The news of tighter controls had a profound impact on stocks of companies within the sector, in some cases sending share prices plummeting by almost 30 percent.
CFDs allow punters to gamble on price movements in financial markets, such as stocks and currencies. It is effectively a wager on which direction a particular asset will move, and it is consequently classed as gambling, where no tax is payable on profits.
However, complex investments are often sold to ordinary investors via the internet, and losses or gains can be much larger than those in traditional trading, with punters able to hold a trading position representing a much higher value than the size of the stake invested.
FCA researchers found that the majority of clients lost money, with average per capita losses around GBP 2,200 a year.
The Authority has published its plans to tighten control and create better awareness among punters; these include:
* Ensuring that providers give clients standardised risk warnings;
* Requiring providers to publish the proportion of winners and losers on their products;
* Capping the proportion of “borrowed” funds that can be used for trading by inexperienced retail clients;
* Prohibiting providers from offering any type of incentives for the opening of trading accounts;
* The introduction of mandatory limits, such as lower leverage limits for inexperienced retail clients, with a maximum of 25-to-1, and capping leverage at a maximum level of 50-to-1 for all retail clients;
The FCA has launched a public consultation exercise which is open for comment until next March.
UK companies prominent in this sector include CMC Markets, Plus 500 and IG Group, all of which suffered significant share price declines on the announcement.
A spokesman for CFD trading provider Plus500 said the FCA’s proposals would have a “material operational and financial impact on its UK regulated subsidiary which represents approximately 20 percent of group revenues.
A FCA spokesman said there had been a number of instances of unacceptable conduct by providers in the last six years, including failing to adequately consider if CFDs are appropriate for individual customers, failing to provide adequate risk warnings, and firms offering excessive levels of leverage to retail clients.

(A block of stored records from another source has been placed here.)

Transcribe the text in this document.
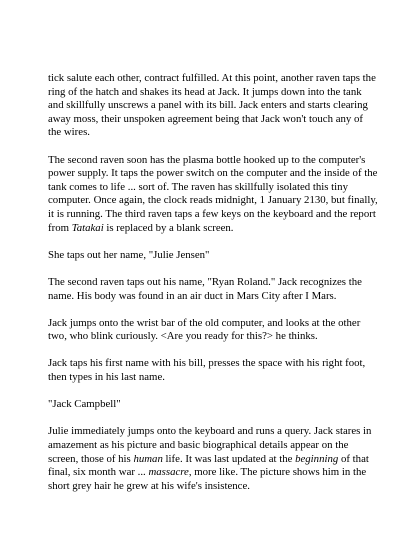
tick salute each other, contract fulfilled. At this point, another raven taps the ring of the hatch and shakes its head at Jack. It jumps down into the tank and skillfully unscrews a panel with its bill. Jack enters and starts clearing away moss, their unspoken agreement being that Jack won't touch any of the wires.

The second raven soon has the plasma bottle hooked up to the computer's power supply. It taps the power switch on the computer and the inside of the tank comes to life ... sort of. The raven has skillfully isolated this tiny computer. Once again, the clock reads midnight, 1 January 2130, but finally, it is running. The third raven taps a few keys on the keyboard and the report from Tatakai is replaced by a blank screen.

She taps out her name, "Julie Jensen"

The second raven taps out his name, "Ryan Roland." Jack recognizes the name. His body was found in an air duct in Mars City after I Mars.

Jack jumps onto the wrist bar of the old computer, and looks at the other two, who blink curiously. <Are you ready for this?> he thinks.

Jack taps his first name with his bill, presses the space with his right foot, then types in his last name.

"Jack Campbell"

Julie immediately jumps onto the keyboard and runs a query. Jack stares in amazement as his picture and basic biographical details appear on the screen, those of his human life. It was last updated at the beginning of that final, six month war ... massacre, more like. The picture shows him in the short grey hair he grew at his wife's insistence.
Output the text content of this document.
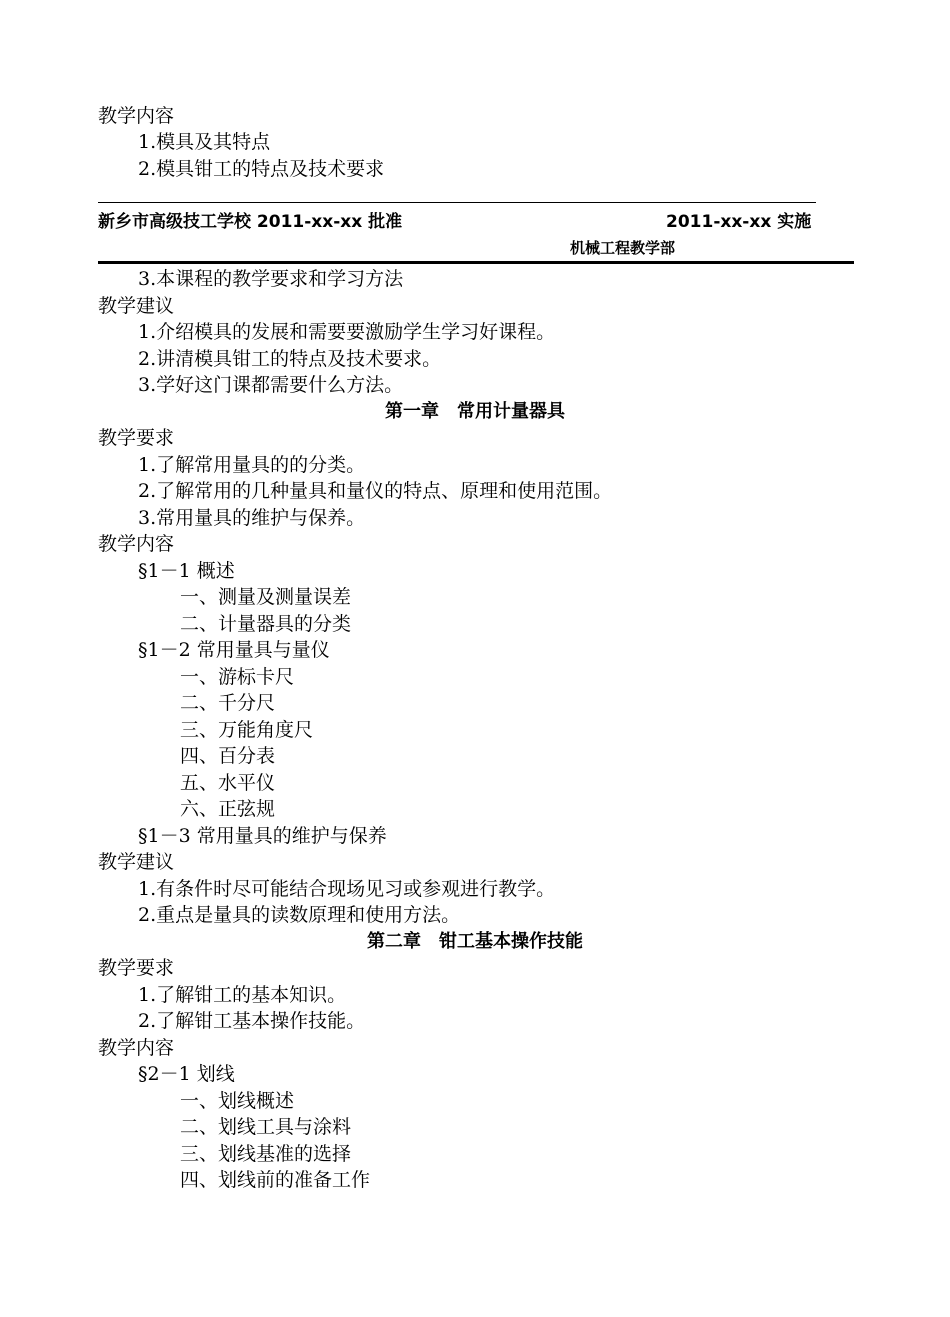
教学内容
1.模具及其特点
2.模具钳工的特点及技术要求
新乡市高级技工学校 2011-xx-xx 批准	2011-xx-xx 实施
机械工程教学部
3.本课程的教学要求和学习方法
教学建议
1.介绍模具的发展和需要要激励学生学习好课程。
2.讲清模具钳工的特点及技术要求。
3.学好这门课都需要什么方法。
第一章　常用计量器具
教学要求
1.了解常用量具的的分类。
2.了解常用的几种量具和量仪的特点、原理和使用范围。
3.常用量具的维护与保养。
教学内容
§1－1 概述
一、测量及测量误差
二、计量器具的分类
§1－2 常用量具与量仪
一、游标卡尺
二、千分尺
三、万能角度尺
四、百分表
五、水平仪
六、正弦规
§1－3 常用量具的维护与保养
教学建议
1.有条件时尽可能结合现场见习或参观进行教学。
2.重点是量具的读数原理和使用方法。
第二章　钳工基本操作技能
教学要求
1.了解钳工的基本知识。
2.了解钳工基本操作技能。
教学内容
§2－1 划线
一、划线概述
二、划线工具与涂料
三、划线基准的选择
四、划线前的准备工作
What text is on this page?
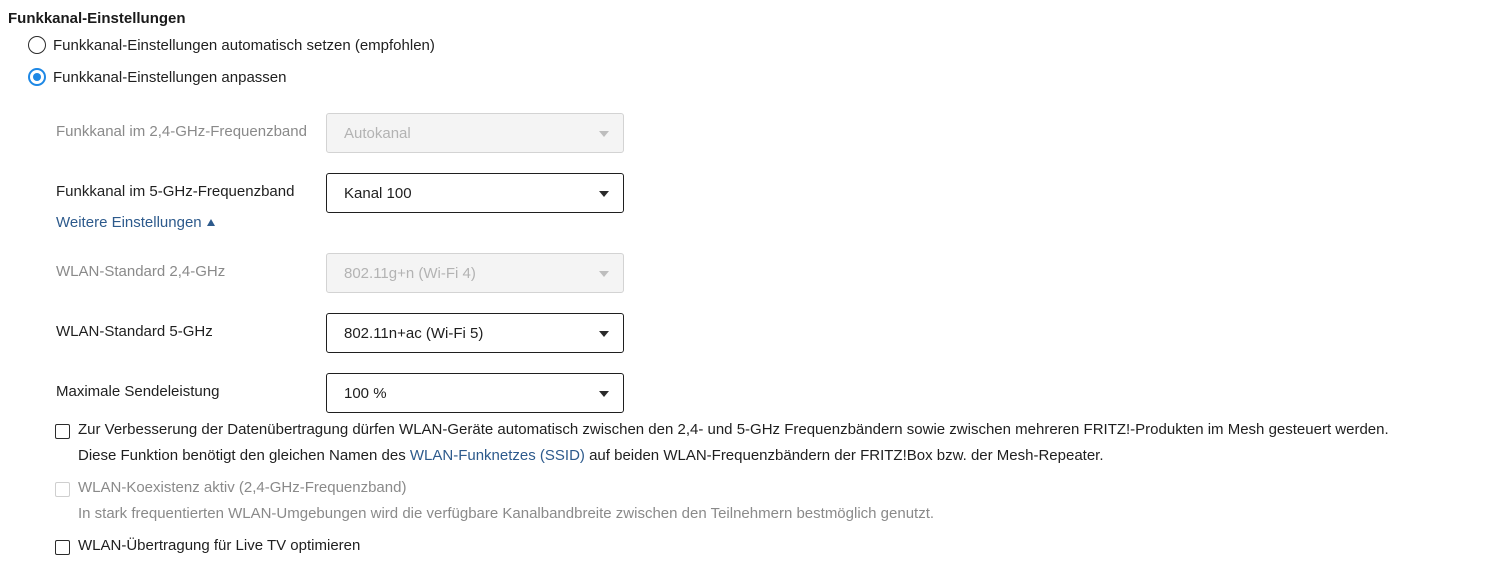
Funkkanal-Einstellungen
Funkkanal-Einstellungen automatisch setzen (empfohlen)
Funkkanal-Einstellungen anpassen
Funkkanal im 2,4-GHz-Frequenzband Autokanal
Funkkanal im 5-GHz-Frequenzband	Kanal 100
Weitere Einstellungen
WLAN-Standard 2,4-GHz	802.11g+n (Wi-Fi 4)
WLAN-Standard 5-GHz	802.11n+ac (Wi-Fi 5)
Maximale Sendeleistung	100 %
Zur Verbesserung der Datenübertragung dürfen WLAN-Geräte automatisch zwischen den 2,4- und 5-GHz Frequenzbändern sowie zwischen mehreren FRITZ!-Produkten im Mesh gesteuert werden.
Diese Funktion benötigt den gleichen Namen des WLAN-Funknetzes (SSID) auf beiden WLAN-Frequenzbändern der FRITZ!Box bzw. der Mesh-Repeater.
WLAN-Koexistenz aktiv (2,4-GHz-Frequenzband)
In stark frequentierten WLAN-Umgebungen wird die verfügbare Kanalbandbreite zwischen den Teilnehmern bestmöglich genutzt.
WLAN-Übertragung für Live TV optimieren
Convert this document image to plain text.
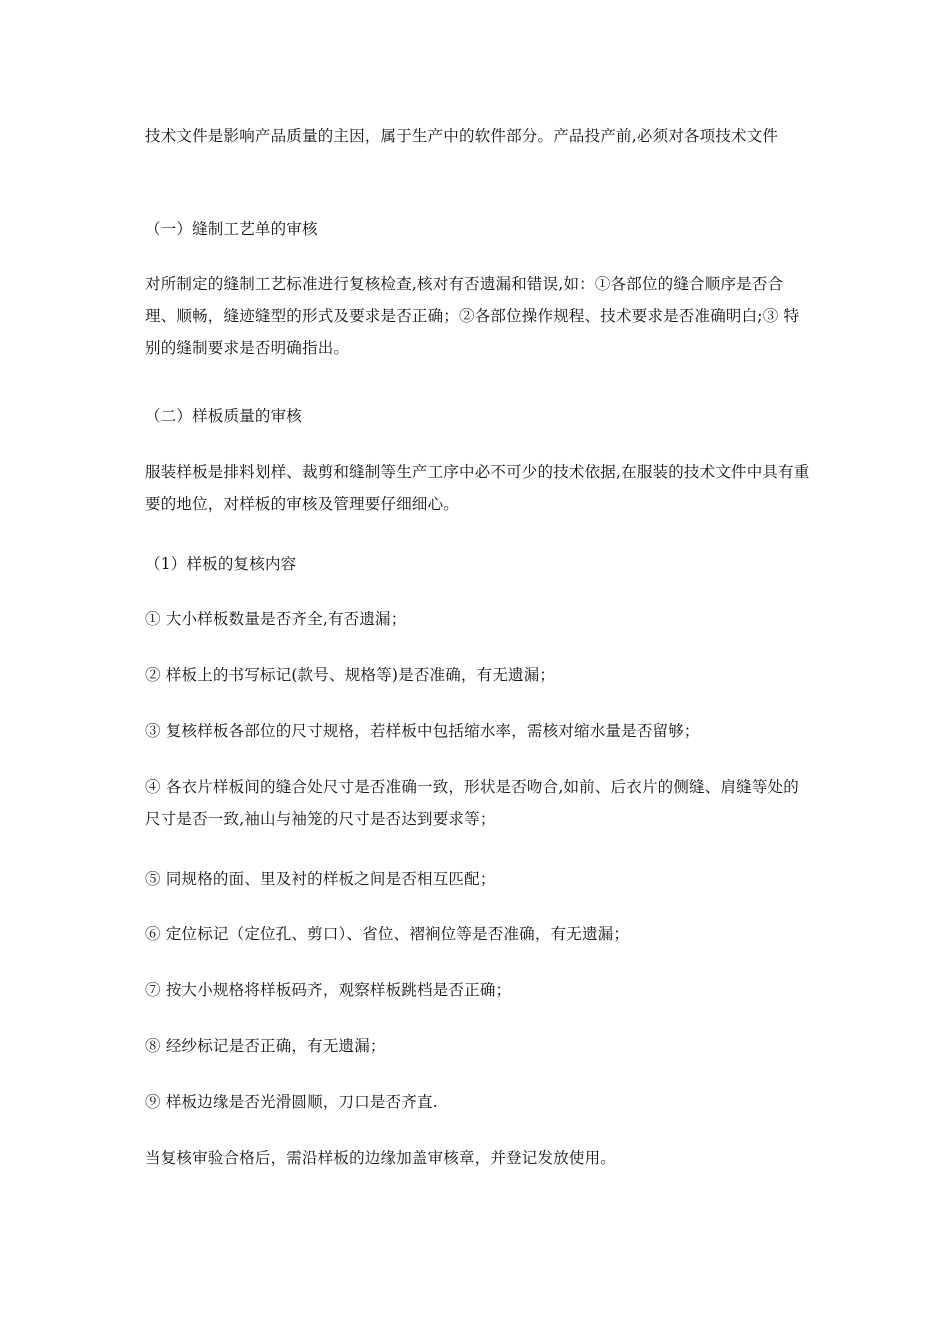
技术文件是影响产品质量的主因，属于生产中的软件部分。产品投产前,必须对各项技术文件
（一）缝制工艺单的审核
对所制定的缝制工艺标准进行复核检查,核对有否遗漏和错误,如：①各部位的缝合顺序是否合理、顺畅，缝迹缝型的形式及要求是否正确；②各部位操作规程、技术要求是否准确明白;③ 特别的缝制要求是否明确指出。
（二）样板质量的审核
服装样板是排料划样、裁剪和缝制等生产工序中必不可少的技术依据,在服装的技术文件中具有重要的地位，对样板的审核及管理要仔细细心。
（1）样板的复核内容
① 大小样板数量是否齐全,有否遗漏；
② 样板上的书写标记(款号、规格等)是否准确，有无遗漏；
③ 复核样板各部位的尺寸规格，若样板中包括缩水率，需核对缩水量是否留够；
④ 各衣片样板间的缝合处尺寸是否准确一致，形状是否吻合,如前、后衣片的侧缝、肩缝等处的尺寸是否一致,袖山与袖笼的尺寸是否达到要求等；
⑤ 同规格的面、里及衬的样板之间是否相互匹配；
⑥ 定位标记（定位孔、剪口）、省位、褶裥位等是否准确，有无遗漏；
⑦ 按大小规格将样板码齐，观察样板跳档是否正确；
⑧ 经纱标记是否正确，有无遗漏；
⑨ 样板边缘是否光滑圆顺，刀口是否齐直.
当复核审验合格后，需沿样板的边缘加盖审核章，并登记发放使用。
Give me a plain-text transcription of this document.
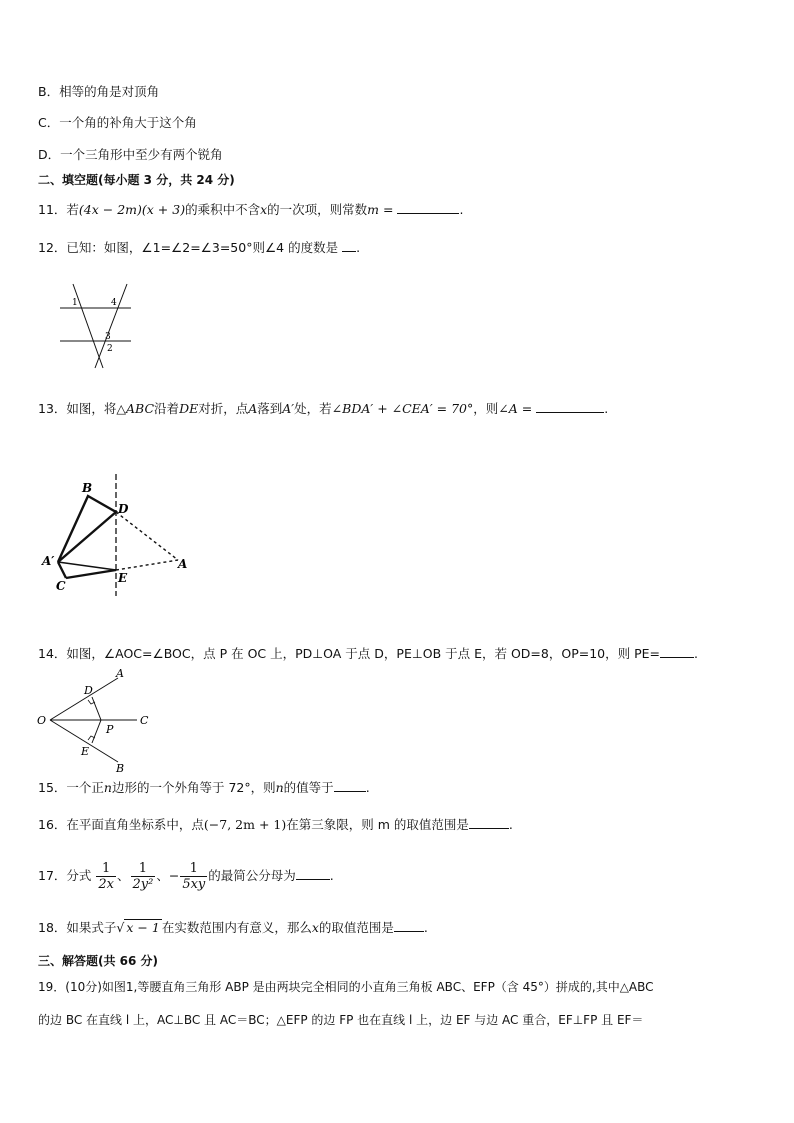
B．相等的角是对顶角
C．一个角的补角大于这个角
D．一个三角形中至少有两个锐角
二、填空题(每小题 3 分，共 24 分)
11．若(4x − 2m)(x + 3)的乘积中不含x的一次项，则常数m =	.
12．已知：如图，∠1=∠2=∠3=50°则∠4 的度数是 .
1	4
3
2
13．如图，将△ABC沿着DE对折，点A落到A′处，若∠BDA′ + ∠CEA′ = 70°，则∠A =	.
B
D
A′	A
C
E
14．如图，∠AOC=∠BOC，点 P 在 OC 上，PD⊥OA 于点 D，PE⊥OB 于点 E，若 OD=8，OP=10，则 PE=	.
A
D
O
P
C
E
B
15．一个正n边形的一个外角等于 72°，则n的值等于	.
16．在平面直角坐标系中，点(−7, 2m + 1)在第三象限，则 m 的取值范围是	.
17．分式 $\frac{1}{2x}$ 、 $\frac{1}{\text{2y²}}$ 、− $\frac{1}{5xy}$ 的最简公分母为	.
18．如果式子√ x − 1 在实数范围内有意义，那么x的取值范围是 .
三、解答题(共 66 分)
19．(10分)如图1,等腰直角三角形 ABP 是由两块完全相同的小直角三角板 ABC、EFP（含 45°）拼成的,其中△ABC
的边 BC 在直线 l 上，AC⊥BC 且 AC＝BC；△EFP 的边 FP 也在直线 l 上，边 EF 与边 AC 重合，EF⊥FP 且 EF＝
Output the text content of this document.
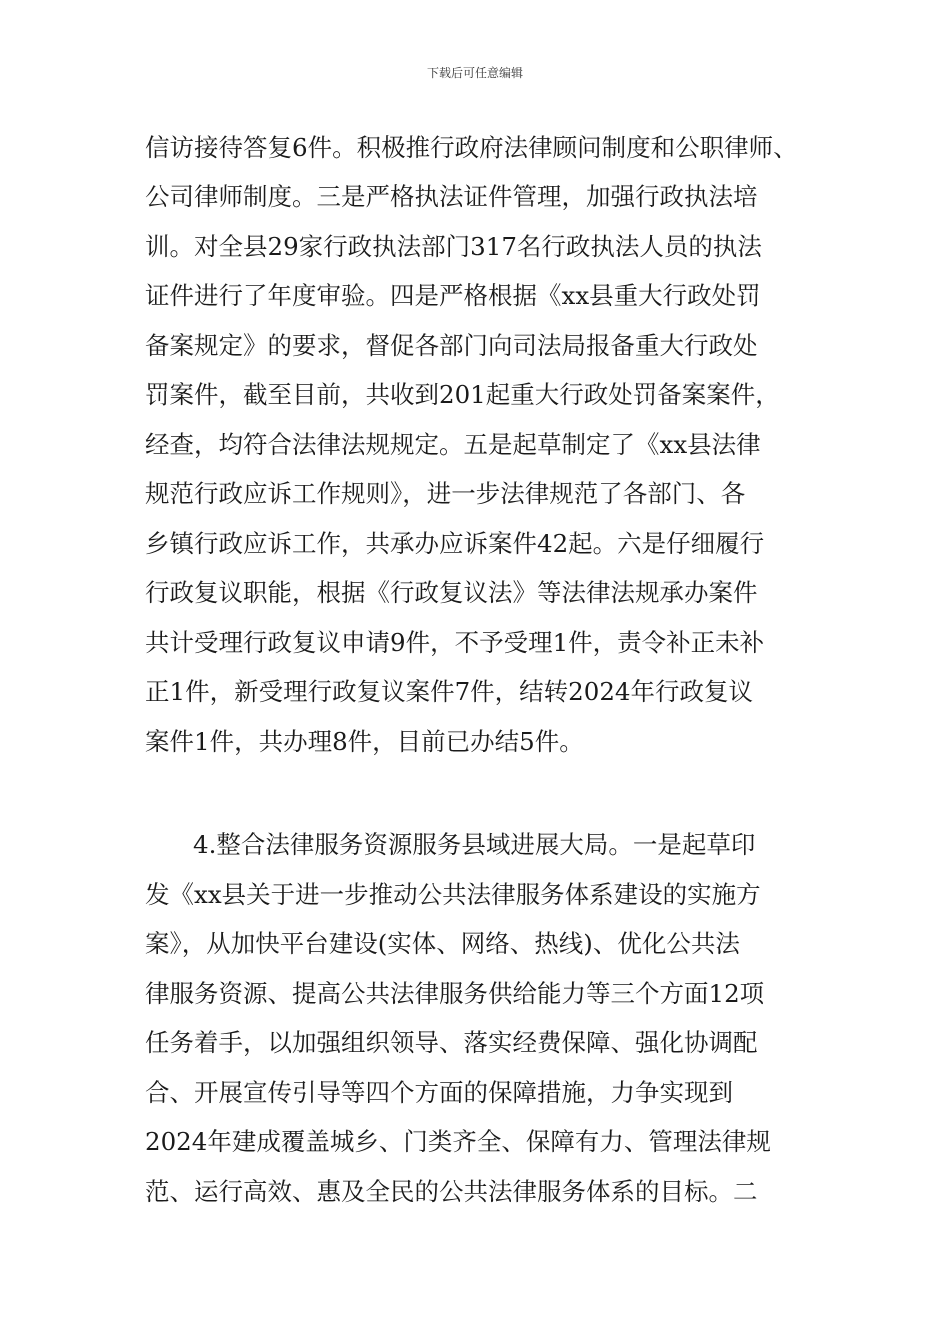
下载后可任意编辑
信访接待答复6件。积极推行政府法律顾问制度和公职律师、
公司律师制度。三是严格执法证件管理，加强行政执法培
训。对全县29家行政执法部门317名行政执法人员的执法
证件进行了年度审验。四是严格根据《xx县重大行政处罚
备案规定》的要求，督促各部门向司法局报备重大行政处
罚案件，截至目前，共收到201起重大行政处罚备案案件，
经查，均符合法律法规规定。五是起草制定了《xx县法律
规范行政应诉工作规则》，进一步法律规范了各部门、各
乡镇行政应诉工作，共承办应诉案件42起。六是仔细履行
行政复议职能，根据《行政复议法》等法律法规承办案件
共计受理行政复议申请9件，不予受理1件，责令补正未补
正1件，新受理行政复议案件7件，结转2024年行政复议
案件1件，共办理8件，目前已办结5件。
4.整合法律服务资源服务县域进展大局。一是起草印
发《xx县关于进一步推动公共法律服务体系建设的实施方
案》，从加快平台建设(实体、网络、热线)、优化公共法
律服务资源、提高公共法律服务供给能力等三个方面12项
任务着手，以加强组织领导、落实经费保障、强化协调配
合、开展宣传引导等四个方面的保障措施，力争实现到
2024年建成覆盖城乡、门类齐全、保障有力、管理法律规
范、运行高效、惠及全民的公共法律服务体系的目标。二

Christopher Woolard, executive director of strategy and competition at the FCA, said: “We are introducing stricter rules for CFD products to ensure the sector addresses the shortcomings identified, and that firms make sure that retail clients are aware of the high risks involved in trading these complex products.”
He revealed that the FCA is also monitoring binary bets, another type of financial betting, amid fears that there was insufficient transparency for investors to effectively carry out proper evaluations, raising questions about whether product features are more akin to gambling than investing.